PipelineModel.load(mdlPath)

Gives:

scala.MatchError: [WrappedArray(WrappedArray(-Infinity, 21.05, Infinity), WrappedArray(-Infinity, 5.5, Infinity), WrappedArray(-Infinity, 120.5, 134.5, Infinity), WrappedArray(-Infinity, 78.5, Infinity), WrappedArray(-Infinity, 2550.5, Infinity), WrappedArray(-Infinity, Infinity), WrappedArray(-Infinity, Infinity))] (of class org.apache.spark.sql.catalyst.expressions.GenericRowWithSchema)
  at org.apache.spark.ml.feature.DiscretizerModel$DiscretizerModelReader.load(MDLPDiscretizer.scala:249)
  at org.apache.spark.ml.feature.DiscretizerModel$DiscretizerModelReader.load(MDLPDiscretizer.scala:232)
  at org.apache.spark.ml.util.DefaultParamsReader$.loadParamsInstance(ReadWrite.scala:435)
  at org.apache.spark.ml.Pipeline$SharedReadWrite$$anonfun$4.apply(Pipeline.scala:273)
  at org.apache.spark.ml.Pipeline$SharedReadWrite$$anonfun$4.apply(Pipeline.scala:271)
  at scala.collection.TraversableLike$$anonfun$map$1.apply(TraversableLike.scala:234)
  at scala.collection.TraversableLike$$anonfun$map$1.apply(TraversableLike.scala:234)
  at scala.collection.IndexedSeqOptimized$class.foreach(IndexedSeqOptimized.scala:33)
  at scala.collection.mutable.ArrayOps$ofRef.foreach(ArrayOps.scala:186)
  at scala.collection.TraversableLike$class.map(TraversableLike.scala:234)
  at scala.collection.mutable.ArrayOps$ofRef.map(ArrayOps.scala:186)
  at org.apache.spark.ml.Pipeline$SharedReadWrite$.load(Pipeline.scala:271)
  at org.apache.spark.ml.PipelineModel$PipelineModelReader.load(Pipeline.scala:347)
  at org.apache.spark.ml.PipelineModel$PipelineModelReader.load(Pipeline.scala:341)
  at org.apache.spark.ml.util.MLReadable$class.load(ReadWrite.scala:215)
  at org.apache.spark.ml.PipelineModel$.load(Pipeline.scala:331)
  ... 50 elided

Fix in file ml.feature.MDLPDiscretizer.scala: (line 258ff)
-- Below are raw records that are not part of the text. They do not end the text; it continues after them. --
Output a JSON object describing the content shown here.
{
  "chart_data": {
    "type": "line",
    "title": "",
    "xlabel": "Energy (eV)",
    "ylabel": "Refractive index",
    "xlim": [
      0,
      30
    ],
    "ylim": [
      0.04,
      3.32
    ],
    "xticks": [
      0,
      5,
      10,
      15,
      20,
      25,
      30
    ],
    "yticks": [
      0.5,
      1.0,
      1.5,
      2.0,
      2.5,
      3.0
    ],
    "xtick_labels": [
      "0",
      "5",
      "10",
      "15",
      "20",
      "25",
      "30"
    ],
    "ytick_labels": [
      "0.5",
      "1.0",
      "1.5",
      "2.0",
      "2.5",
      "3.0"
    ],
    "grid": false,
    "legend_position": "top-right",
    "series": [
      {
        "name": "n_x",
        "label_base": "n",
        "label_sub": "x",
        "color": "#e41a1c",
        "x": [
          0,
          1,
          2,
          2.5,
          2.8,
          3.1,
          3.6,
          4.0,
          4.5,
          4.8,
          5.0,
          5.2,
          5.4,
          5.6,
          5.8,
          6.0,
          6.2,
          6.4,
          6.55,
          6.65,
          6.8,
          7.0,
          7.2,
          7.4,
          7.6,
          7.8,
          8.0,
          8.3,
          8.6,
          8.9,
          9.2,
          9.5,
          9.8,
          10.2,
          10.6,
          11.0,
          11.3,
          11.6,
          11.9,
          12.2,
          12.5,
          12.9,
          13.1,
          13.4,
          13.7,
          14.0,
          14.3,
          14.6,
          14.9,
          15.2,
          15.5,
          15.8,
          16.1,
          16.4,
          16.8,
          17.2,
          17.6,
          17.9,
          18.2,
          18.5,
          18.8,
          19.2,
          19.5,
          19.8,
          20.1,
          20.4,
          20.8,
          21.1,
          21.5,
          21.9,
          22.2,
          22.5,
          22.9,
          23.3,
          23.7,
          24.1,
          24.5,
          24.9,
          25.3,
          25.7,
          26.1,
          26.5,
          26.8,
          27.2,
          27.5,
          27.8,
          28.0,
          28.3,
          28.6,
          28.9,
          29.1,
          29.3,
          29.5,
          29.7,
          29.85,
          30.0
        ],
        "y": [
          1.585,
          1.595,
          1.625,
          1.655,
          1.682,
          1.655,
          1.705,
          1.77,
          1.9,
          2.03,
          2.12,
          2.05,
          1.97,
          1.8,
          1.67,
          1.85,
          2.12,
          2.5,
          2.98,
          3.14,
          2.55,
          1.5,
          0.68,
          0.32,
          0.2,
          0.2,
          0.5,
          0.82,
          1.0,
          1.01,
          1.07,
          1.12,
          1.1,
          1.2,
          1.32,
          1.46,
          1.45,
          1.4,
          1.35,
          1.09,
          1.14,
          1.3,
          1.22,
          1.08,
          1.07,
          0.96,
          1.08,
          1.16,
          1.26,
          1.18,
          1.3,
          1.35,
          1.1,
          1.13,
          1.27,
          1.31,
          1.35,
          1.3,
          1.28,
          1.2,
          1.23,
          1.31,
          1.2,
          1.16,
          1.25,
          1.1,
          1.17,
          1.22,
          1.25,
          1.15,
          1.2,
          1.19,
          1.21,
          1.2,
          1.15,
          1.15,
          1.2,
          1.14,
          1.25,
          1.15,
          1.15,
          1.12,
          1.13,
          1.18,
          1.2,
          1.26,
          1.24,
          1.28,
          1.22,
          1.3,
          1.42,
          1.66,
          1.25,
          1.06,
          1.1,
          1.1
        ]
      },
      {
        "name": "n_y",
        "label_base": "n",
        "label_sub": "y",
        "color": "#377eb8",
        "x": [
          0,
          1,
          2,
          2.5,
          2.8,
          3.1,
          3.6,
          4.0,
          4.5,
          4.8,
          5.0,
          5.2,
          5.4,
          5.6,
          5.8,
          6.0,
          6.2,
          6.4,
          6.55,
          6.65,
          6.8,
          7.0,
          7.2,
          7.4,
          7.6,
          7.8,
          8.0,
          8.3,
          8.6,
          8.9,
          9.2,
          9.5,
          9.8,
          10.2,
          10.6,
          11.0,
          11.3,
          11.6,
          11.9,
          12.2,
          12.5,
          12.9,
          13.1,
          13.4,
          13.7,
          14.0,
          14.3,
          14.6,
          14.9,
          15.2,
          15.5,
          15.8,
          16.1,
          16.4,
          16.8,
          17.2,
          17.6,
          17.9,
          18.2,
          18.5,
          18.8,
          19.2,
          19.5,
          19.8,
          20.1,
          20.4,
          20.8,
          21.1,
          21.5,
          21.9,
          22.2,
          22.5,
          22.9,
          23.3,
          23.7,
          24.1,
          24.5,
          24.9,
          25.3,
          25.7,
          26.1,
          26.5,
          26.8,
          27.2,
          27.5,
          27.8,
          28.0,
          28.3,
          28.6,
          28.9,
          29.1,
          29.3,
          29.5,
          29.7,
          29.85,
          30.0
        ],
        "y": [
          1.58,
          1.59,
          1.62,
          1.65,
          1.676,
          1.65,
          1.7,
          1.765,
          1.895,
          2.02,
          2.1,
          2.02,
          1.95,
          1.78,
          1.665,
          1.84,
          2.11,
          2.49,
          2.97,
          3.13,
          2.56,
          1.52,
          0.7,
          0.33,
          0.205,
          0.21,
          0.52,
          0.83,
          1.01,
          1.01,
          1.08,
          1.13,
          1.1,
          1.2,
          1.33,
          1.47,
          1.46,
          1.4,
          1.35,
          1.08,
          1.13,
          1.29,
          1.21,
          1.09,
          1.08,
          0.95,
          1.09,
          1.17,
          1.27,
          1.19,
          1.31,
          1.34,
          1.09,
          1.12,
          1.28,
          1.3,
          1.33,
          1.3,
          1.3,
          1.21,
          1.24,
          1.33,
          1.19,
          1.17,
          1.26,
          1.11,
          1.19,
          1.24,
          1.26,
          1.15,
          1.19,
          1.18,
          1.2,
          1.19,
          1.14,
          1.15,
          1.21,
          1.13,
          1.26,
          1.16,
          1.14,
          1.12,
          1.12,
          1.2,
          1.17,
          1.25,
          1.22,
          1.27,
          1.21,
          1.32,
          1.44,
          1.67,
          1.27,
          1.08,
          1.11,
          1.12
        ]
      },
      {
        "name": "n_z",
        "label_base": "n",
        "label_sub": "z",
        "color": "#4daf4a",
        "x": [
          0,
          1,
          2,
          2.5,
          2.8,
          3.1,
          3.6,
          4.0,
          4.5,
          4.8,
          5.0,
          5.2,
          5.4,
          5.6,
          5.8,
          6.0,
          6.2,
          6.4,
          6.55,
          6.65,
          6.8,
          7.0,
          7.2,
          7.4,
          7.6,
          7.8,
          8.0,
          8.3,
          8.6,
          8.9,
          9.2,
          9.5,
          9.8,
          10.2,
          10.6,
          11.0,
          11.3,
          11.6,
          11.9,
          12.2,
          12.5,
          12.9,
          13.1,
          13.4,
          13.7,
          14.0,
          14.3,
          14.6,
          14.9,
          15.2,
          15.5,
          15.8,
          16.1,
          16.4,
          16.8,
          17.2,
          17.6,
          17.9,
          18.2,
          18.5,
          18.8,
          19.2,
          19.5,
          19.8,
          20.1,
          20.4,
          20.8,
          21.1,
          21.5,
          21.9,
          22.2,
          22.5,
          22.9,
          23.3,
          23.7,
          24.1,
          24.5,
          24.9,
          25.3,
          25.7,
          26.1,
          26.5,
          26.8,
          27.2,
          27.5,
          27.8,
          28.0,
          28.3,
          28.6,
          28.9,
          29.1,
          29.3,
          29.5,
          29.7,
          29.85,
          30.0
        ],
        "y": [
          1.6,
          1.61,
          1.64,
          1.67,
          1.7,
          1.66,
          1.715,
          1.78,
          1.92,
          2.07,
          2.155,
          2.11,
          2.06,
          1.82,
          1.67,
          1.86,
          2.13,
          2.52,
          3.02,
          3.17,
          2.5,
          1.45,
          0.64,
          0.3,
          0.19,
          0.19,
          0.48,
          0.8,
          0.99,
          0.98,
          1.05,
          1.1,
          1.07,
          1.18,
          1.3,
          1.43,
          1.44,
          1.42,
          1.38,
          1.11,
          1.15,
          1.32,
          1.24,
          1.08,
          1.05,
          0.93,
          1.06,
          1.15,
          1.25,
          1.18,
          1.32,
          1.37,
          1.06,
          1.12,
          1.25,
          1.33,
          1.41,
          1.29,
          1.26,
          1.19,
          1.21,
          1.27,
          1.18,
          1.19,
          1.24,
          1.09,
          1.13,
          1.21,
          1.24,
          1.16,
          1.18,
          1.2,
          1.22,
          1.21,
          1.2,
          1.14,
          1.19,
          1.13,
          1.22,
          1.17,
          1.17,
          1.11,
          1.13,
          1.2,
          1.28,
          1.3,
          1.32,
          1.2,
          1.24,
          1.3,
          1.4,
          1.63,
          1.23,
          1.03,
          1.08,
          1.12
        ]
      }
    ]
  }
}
val splits = sqlContext.read.parquet(dataPath)
  .select("splits")
  .head().getAs[Seq[Seq[Float]]](0).map(arr => arr.toArray).toArray
sramirez commented 7 years ago

Please, if possible, upload a PR with the change. It will better reflect your contribution to this repo.